Luis Un was just a boy when he first visited the cave.
It was 1966, and farmers had stumbled upon the hidden cavern by chance. They alerted a prominent Mexican archaeologist, who promptly sealed the entrance. Decades passed, the strange place was forgotten. But not by Luis Un.
Last year, Un, now a 68-year-old, led archaeologists back to this undisturbed secret under the ancient Maya city of Chichén Itzá, along the north edge of Mexico's Yucatán Peninsula.
What it contains, researchers announced this week, amounts to the most important such discovery in the region since the 1950s: hundreds of incredibly well-preserved Maya artefacts protected within an archaeological treasure trove called Balamkú ("the cave of the jaguar god").
"Balamkú will help rewrite the story of Chichén Itzá," says archaeologist Guillermo de Anda from Mexico's National Institute of Anthropology and History, and the director of the Great Maya Aquifer Project (GAM).
"The hundreds of archaeological artefacts, belonging to seven [ritual offering chambers] documented so far, are in an extraordinary state of preservation."
According to the team, in the Late Classic (700–800 CE) and Terminal Classic (800–1000 CE) periods of Maya civilisation, droughts in the Yucatán region obliged its ancient inhabitants to look elsewhere for water.
In natural sinkholes called cenotes and the sprawling cave systems branching off from them, the Maya found not just vital groundwater, but something else too: divinity.
"For the ancient Maya, caves and cenotes were considered openings to the underworld," anthropologist Holley Moyes from the University of California, Merced, who wasn't involved with the team, explained to National Geographic.
"They represent some of the most sacred spaces for the Maya, ones that also influenced site planning and social organisation. They are fundamental, hugely important, to the Maya experience."
Because of this, these giant underwater caves inhabited long ago can yield just as many secrets about the mysterious culture as the equally epic Maya dwellings above the ground.

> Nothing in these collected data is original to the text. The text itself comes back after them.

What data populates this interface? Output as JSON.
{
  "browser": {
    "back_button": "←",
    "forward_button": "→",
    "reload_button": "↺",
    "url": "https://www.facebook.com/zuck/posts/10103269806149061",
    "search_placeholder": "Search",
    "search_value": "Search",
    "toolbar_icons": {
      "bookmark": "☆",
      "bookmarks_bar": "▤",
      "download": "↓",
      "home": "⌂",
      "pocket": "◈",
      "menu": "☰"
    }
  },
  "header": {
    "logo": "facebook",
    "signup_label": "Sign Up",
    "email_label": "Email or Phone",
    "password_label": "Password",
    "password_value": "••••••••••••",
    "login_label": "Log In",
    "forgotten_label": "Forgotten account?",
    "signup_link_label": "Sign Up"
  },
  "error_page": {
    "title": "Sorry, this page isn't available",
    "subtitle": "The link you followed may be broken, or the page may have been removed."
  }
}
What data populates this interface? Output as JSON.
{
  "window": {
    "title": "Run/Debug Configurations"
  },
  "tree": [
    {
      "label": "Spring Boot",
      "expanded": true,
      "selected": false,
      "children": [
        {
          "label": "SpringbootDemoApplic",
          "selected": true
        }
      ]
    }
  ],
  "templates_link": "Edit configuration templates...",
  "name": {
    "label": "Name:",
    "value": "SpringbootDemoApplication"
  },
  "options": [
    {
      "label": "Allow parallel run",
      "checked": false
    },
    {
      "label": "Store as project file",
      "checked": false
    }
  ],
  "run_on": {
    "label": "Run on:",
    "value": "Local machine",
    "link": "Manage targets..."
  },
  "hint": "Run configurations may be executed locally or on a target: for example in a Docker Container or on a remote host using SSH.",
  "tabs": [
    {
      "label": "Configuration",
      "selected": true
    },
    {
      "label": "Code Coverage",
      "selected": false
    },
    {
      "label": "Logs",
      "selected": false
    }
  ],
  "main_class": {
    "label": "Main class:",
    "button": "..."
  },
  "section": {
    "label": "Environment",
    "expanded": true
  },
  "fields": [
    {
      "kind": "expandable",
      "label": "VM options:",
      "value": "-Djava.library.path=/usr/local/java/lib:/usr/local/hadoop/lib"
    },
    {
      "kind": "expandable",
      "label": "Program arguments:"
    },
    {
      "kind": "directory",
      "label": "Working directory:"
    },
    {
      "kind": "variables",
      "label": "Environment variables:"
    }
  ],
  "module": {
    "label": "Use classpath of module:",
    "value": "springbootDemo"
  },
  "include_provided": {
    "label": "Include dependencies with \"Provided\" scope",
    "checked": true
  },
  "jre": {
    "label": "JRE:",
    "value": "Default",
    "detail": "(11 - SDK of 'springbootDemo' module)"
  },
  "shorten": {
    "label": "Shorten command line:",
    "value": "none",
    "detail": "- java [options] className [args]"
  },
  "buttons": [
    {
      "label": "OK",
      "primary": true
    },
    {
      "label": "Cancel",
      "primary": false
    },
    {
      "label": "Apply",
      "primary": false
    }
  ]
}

One of the most famous of those structures is El Castillo – aka the Temple of Kukulcána, a stunning pyramid that forms one of the central landmarks of Chichén Itzá. It stands less than three kilometres (under two miles) from the newly explored cave.
This close proximity makes Balamkú, and the more than 200 artefacts it contains, a truly important find.
"Because the context remained sealed for centuries, it contains invaluable information related to the formation and fall of the ancient 'City of Water Wizards', and about [those] who were the founders of this iconic site," de Anda says.
The items found so far include incense holders, food containers, and drinking vessels – many bearing the iconography of Tlāloc, the god of water (and fertility) who appears in different forms across ancient Mesoamerican cultures.
Some of the artefacts contain ancient traces of food, bone, minerals, and seeds. By analysing these, the researchers could learn even more about the people who once inhabited this long-hidden space.
We can likely expect even more discoveries, since the worm-like cave extends for hundreds of metres which are yet to be explored in depth.
Part of the reason the artefacts are so well preserved is because Balamkú is such an inaccessible recess and natural hiding place – calling for the archaeologists to stoop and crawl as they travel through it, especially in stretches that are only 40 centimetres high.
There's also not a lot of oxygen in the caves, and snakes to contend with. But nobody is complaining.
"The place is extraordinary," de Anda told The New York Times.
"Now comes a stage of documentation, protection, and conservation of this marvellous and unique place."
In addition, the team will continue to search further, looking for a possible underground link to the nearby pyramid.
"Let's hope this leads us there," de Anda told Associated Press.
"That is part of the reason why we are entering these sites, to find a connection to the cenote under the Castillo."
Whether or not one turns up, the rediscovered cave and the objects inside it already serve as a priceless lifeline: a rare, tangible connection between a vanished culture and the explorers of today, both young and old.
"I couldn't speak, I started to cry," de Anda told National Geographic, recounting the experience of entering the cave for the first time.
"You almost feel the presence of the Maya who deposited these things in there."